Q3: Is there a simple way to test if a skill is effective?
A: You can use a simple A/B test. Select a class of tasks where you already have a clear SOP. Let the agent execute the task multiple times under both “No Skill” and “With Skill” conditions. Compare the success rate, completion time, and consistency of output quality. If the improvement is significant, the skill is effective.

Q4: Can skills make a model “dumber”? Why did performance drop in some tasks after adding skills?
A: Yes. If the skill content conflicts with the model’s existing high-quality prior knowledge, or if the skill is too lengthy or vague, it will confuse the agent and lead to decision errors.
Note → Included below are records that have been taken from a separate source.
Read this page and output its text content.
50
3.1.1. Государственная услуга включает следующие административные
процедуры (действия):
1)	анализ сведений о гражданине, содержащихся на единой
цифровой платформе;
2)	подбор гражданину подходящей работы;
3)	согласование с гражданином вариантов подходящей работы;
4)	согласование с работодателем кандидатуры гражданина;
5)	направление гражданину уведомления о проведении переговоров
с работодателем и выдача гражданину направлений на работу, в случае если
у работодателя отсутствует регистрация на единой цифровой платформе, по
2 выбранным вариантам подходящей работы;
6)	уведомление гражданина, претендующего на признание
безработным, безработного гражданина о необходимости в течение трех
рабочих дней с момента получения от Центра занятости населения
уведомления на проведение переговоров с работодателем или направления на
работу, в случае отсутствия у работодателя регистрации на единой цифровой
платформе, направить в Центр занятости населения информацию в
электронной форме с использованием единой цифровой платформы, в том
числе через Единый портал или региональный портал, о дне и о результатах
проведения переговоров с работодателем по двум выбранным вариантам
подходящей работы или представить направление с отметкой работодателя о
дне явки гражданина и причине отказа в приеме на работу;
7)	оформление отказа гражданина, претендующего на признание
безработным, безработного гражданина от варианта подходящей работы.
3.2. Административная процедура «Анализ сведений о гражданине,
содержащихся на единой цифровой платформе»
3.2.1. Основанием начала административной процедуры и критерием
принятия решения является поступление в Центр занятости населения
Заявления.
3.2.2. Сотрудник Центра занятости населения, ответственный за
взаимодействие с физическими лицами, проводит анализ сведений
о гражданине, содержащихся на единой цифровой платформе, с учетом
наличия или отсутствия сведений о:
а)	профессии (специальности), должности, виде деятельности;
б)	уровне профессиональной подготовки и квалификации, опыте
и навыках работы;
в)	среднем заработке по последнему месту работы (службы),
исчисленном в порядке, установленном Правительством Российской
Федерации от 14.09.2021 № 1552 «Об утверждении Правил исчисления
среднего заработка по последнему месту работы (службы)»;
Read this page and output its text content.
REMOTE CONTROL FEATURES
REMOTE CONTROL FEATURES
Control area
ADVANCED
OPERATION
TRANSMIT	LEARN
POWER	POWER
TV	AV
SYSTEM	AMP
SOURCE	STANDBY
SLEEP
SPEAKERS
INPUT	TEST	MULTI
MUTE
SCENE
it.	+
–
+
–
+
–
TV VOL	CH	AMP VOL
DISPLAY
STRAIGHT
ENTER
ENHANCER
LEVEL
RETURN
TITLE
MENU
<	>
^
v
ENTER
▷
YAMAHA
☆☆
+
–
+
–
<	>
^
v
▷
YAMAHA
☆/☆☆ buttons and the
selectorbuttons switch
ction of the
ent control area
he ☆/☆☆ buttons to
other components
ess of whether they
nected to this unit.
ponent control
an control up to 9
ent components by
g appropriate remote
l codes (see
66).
This underscores the importance of skill quality—incorrect or inefficient guidance is worse than no guidance at all.

Q5: For non-technical personnel, how should I understand the value of “Skills”?
A: Think of it as a “work manual” or “expert coaching” for the AI clerk. Without a manual, it might fumble with general methods, resulting in low efficiency and errors. With a precise manual, it can complete professional work efficiently and standardized, just like a skilled worker. And the manual must be written by a real expert.

Q6: Can AI automatically generate skills in the future? What does this study imply?
A: This research indicates that for the foreseeable future, high-quality skills will still rely on human experts. This doesn’t mean AI is useless; rather, AI’s role will shift from “content generator” to “assistant to the knowledge engineer,” helping humans record, structure, and optimize SOPs. The final decision-making power remains in human hands. This suggests that building a human-machine collaborative knowledge engineering system is the priority for the next stage.